A man is driving through the country. Just as it's getting dark his front left tire goes flat, and he is without a spare. He walks up to the nearest house and asks to spend the night. The farmer, being a generous soul, says, "Sure thing, but only on one condition. I'll be putting you in the same bed as my daughter, but I don't want you touching her. So I'm going to put a row of eggs between the two of you to make sure there's no messing about." The man sees no problem with this, and the farmer treats him to dinner.

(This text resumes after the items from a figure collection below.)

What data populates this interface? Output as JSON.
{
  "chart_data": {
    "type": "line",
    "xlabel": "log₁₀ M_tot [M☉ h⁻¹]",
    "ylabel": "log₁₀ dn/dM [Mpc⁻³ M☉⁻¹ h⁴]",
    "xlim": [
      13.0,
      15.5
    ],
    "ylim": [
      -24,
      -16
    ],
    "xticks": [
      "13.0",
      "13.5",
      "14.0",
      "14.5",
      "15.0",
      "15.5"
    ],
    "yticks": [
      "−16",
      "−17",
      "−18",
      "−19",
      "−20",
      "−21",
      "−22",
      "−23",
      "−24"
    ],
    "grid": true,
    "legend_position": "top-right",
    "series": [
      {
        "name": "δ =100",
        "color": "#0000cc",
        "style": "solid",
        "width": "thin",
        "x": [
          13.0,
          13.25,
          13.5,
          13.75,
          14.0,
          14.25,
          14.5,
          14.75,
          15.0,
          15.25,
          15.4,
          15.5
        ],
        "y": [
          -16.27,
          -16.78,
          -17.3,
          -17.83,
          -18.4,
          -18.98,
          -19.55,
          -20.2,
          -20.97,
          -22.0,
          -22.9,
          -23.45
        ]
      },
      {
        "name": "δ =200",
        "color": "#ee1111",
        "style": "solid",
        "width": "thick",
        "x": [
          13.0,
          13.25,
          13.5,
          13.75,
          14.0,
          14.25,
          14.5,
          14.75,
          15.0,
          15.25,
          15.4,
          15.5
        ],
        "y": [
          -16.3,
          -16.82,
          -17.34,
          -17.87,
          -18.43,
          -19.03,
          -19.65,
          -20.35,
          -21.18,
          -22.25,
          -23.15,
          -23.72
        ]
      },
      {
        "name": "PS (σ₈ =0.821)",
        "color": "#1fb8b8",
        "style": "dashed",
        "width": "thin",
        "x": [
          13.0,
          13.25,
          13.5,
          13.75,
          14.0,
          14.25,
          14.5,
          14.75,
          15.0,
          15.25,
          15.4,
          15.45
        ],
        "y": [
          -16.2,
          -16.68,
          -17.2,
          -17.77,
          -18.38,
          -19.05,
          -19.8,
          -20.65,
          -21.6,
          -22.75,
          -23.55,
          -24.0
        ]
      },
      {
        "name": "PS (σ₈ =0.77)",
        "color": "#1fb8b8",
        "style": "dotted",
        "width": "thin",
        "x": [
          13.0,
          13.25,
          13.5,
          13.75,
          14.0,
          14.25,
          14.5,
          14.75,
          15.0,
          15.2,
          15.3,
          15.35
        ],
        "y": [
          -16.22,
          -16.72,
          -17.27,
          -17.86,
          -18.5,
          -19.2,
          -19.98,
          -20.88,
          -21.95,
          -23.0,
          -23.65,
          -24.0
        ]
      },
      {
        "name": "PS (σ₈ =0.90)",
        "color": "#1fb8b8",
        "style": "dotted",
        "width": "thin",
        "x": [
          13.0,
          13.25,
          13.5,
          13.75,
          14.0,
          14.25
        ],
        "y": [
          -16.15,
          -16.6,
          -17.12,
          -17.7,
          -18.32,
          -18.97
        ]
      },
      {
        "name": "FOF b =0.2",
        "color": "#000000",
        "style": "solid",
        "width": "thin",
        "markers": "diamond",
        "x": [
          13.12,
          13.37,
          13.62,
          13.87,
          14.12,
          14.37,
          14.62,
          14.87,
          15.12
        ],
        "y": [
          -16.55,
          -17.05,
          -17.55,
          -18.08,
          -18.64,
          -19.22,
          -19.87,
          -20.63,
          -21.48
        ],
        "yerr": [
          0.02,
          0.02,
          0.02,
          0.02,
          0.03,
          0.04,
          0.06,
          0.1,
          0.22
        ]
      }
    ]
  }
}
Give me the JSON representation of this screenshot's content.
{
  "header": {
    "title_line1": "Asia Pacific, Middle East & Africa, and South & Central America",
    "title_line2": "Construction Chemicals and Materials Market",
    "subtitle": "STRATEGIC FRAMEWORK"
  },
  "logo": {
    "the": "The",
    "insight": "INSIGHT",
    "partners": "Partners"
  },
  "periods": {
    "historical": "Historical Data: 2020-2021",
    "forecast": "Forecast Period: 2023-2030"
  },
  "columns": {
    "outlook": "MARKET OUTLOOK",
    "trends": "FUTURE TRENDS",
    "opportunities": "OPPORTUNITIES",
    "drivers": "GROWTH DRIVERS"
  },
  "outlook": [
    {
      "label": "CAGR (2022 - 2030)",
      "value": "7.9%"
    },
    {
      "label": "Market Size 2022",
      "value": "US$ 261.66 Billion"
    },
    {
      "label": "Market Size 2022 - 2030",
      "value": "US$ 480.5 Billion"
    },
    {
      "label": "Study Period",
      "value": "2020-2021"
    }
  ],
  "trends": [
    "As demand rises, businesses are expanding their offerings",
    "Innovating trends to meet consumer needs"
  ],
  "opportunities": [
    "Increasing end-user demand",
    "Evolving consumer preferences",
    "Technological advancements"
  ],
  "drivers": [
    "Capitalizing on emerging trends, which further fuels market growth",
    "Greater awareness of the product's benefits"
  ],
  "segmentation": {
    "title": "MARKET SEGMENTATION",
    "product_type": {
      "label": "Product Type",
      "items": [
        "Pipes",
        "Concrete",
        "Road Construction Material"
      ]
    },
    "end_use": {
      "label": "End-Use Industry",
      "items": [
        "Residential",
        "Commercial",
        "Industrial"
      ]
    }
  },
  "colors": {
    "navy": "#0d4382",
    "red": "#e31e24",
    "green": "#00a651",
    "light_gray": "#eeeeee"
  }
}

The daughter is there, and the man sees that she is the most beautiful woman that he has ever seen. He can't keep his eyes off her, and she can't keep her eyes off him. That night, they make wild passionate love on the bed, breaking eggs and spilling yolk everywhere. In order to fool the farmer, the man and the farmer's daughter come up with a plan. It takes all night, but they manage to get all of the eggs glued back together by sunrise. They then fall asleep, exhausted.
The next morning the farmer wakes them up and collects the eggs. He goes into the kitchen and proceeds to make breakfast. The farmer cracks the first egg... nothing. He cracks the second egg... nothing. By this time the farmer's face is getting red. He cracks a third egg... nothing. In a rage, the farmer gets out his rifle, runs right past the startled man, and shoots the chickens.